The deluge of litigation targeting the NCAA continued Wednesday when former West Virginia running back Shawne Alston accused the governing body of college sports and five major conferences of violating federal antitrust laws in a complaint filed in U.S. District Court in San Francisco.
The 120-page lawsuit seeks an injunction to prevent the NCAA and five conferences also named as defendants -- the ACC, Big Ten, Big 12, Pac-12 and SEC -- from abiding by the NCAA’s bylaws. The lawsuit alleges the NCAA and schools collude to cap the value of scholarships and wants college athletes awarded the difference between their scholarship and the cost of attendance.
“The NCAA thus arbitrarily restricts athletics financial aid to amounts that are less than the athlete would receive in a competitive market,” the lawsuit said.
In Alston’s four years at West Virginia, the lawsuit said, his scholarship covered “substantially less” than the actual cost of attendance each year. The exact gap wasn’t specified. But it resulted in Alston obtaining a $5,500 loan before his senior year in 2012-13 to cover costs the scholarship didn’t.
NCAA President Mark Emmert’s frequent comments supporting addressing the cost of attendance gap litter the complaint as evidence of the NCAA’s inability to address it.
“Rather, the NCAA’s athletics grant-in-aid cap is simply a cost containment mechanism that enables the NCAA and its member institutions to preserve more of the benefits of their lucrative enterprise for themselves,” the lawsuit said.
Alston is represented by Hagens Berman Sobol Shapiro LLP, no stranger to sparring with the NCAA. The firm is also involved in concussion litigation against the organization that’s in mediation and Ed O’Bannon’s long-running lawsuit that’s scheduled for trial in June.

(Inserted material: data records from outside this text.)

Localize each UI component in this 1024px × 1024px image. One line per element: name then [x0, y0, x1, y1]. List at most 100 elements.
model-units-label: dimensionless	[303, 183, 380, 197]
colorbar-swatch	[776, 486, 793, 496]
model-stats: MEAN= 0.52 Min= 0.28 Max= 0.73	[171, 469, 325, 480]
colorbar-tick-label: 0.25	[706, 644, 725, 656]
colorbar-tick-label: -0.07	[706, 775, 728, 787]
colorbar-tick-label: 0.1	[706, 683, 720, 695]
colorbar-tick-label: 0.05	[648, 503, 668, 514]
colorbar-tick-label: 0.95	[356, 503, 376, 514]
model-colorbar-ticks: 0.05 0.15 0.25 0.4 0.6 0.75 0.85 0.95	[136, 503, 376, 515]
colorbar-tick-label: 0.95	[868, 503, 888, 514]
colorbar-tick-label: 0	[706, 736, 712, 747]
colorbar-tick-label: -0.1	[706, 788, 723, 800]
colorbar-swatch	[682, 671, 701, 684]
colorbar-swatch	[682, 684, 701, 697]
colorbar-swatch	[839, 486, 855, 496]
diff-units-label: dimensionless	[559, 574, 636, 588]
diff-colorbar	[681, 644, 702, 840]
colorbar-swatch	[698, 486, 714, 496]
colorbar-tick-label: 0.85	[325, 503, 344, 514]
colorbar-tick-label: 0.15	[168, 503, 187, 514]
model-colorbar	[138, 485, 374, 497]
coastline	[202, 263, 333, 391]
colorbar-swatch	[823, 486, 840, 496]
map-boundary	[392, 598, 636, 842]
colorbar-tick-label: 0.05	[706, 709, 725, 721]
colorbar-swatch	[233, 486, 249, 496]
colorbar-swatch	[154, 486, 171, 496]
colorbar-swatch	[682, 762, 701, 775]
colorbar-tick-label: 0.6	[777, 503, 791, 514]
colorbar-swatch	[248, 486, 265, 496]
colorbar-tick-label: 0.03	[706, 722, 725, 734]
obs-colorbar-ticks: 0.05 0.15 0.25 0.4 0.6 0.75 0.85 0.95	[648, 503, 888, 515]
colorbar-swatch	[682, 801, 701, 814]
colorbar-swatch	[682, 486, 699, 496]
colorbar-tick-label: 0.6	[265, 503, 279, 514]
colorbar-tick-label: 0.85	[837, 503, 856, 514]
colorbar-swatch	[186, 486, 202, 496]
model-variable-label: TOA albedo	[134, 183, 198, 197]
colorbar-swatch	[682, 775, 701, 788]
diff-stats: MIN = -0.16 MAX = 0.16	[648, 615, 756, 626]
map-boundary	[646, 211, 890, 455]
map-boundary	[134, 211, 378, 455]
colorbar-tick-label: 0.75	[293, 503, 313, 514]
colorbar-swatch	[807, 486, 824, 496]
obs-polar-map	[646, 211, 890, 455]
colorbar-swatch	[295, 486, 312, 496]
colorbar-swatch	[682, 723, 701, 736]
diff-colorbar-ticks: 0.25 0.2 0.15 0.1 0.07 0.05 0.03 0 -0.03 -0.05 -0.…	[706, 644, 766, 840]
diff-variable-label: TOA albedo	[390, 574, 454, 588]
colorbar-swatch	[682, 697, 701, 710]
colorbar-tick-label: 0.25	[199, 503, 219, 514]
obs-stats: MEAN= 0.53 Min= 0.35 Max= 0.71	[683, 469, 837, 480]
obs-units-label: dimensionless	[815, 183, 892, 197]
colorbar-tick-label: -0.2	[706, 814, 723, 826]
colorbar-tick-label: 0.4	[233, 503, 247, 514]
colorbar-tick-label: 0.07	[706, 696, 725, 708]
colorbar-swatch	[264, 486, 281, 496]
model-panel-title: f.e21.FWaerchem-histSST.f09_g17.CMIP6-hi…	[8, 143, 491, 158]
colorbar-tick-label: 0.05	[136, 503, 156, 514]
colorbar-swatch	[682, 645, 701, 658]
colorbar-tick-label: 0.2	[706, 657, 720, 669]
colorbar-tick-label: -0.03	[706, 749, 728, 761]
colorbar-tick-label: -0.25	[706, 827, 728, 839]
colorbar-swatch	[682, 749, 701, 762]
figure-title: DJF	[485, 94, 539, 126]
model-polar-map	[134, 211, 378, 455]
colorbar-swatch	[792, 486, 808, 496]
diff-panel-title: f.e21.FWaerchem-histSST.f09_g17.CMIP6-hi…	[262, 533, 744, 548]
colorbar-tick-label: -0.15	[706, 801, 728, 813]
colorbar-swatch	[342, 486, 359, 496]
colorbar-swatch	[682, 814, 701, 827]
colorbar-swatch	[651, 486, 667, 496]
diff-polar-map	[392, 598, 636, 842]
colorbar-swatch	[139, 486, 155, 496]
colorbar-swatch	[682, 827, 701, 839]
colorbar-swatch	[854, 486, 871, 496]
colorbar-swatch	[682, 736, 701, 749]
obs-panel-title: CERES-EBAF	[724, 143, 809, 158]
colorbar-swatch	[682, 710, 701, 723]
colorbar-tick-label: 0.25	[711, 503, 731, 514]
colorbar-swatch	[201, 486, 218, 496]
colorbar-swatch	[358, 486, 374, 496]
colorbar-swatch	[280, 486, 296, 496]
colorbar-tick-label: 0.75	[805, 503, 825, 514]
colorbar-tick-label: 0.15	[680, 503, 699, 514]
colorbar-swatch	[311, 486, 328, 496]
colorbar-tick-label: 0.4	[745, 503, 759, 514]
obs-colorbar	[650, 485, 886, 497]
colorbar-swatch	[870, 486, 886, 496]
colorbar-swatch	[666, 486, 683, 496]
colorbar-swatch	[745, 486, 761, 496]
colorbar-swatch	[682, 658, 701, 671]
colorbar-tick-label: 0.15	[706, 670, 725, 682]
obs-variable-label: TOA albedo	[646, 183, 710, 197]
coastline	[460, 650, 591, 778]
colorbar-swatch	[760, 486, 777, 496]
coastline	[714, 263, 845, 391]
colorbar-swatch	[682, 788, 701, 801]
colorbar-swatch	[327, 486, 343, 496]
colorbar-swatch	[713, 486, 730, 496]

Alston, who retired from football after the New Orleans Saints cut him in June 2013, sued Electronic Arts last fall over the use of college athletes’ likenesses in video games.
The Birmingham News first reported Wednesday’s lawsuit.
The complaint goes on to assert that if not for the NCAA cap, colleges would compete against each other and likely offer athletes scholarships in excess of the actual cost of attendance.
“We just received a copy of the complaint and are evaluating it as it relates to similar cases filed by the very same plaintiffs’ counsel,” NCAA chief legal officer Donald Remy said in an emailed statement.
In a statement released by his attorneys, Alston said he believed the NCAA should stand for fairness and all involved should share in the economic success.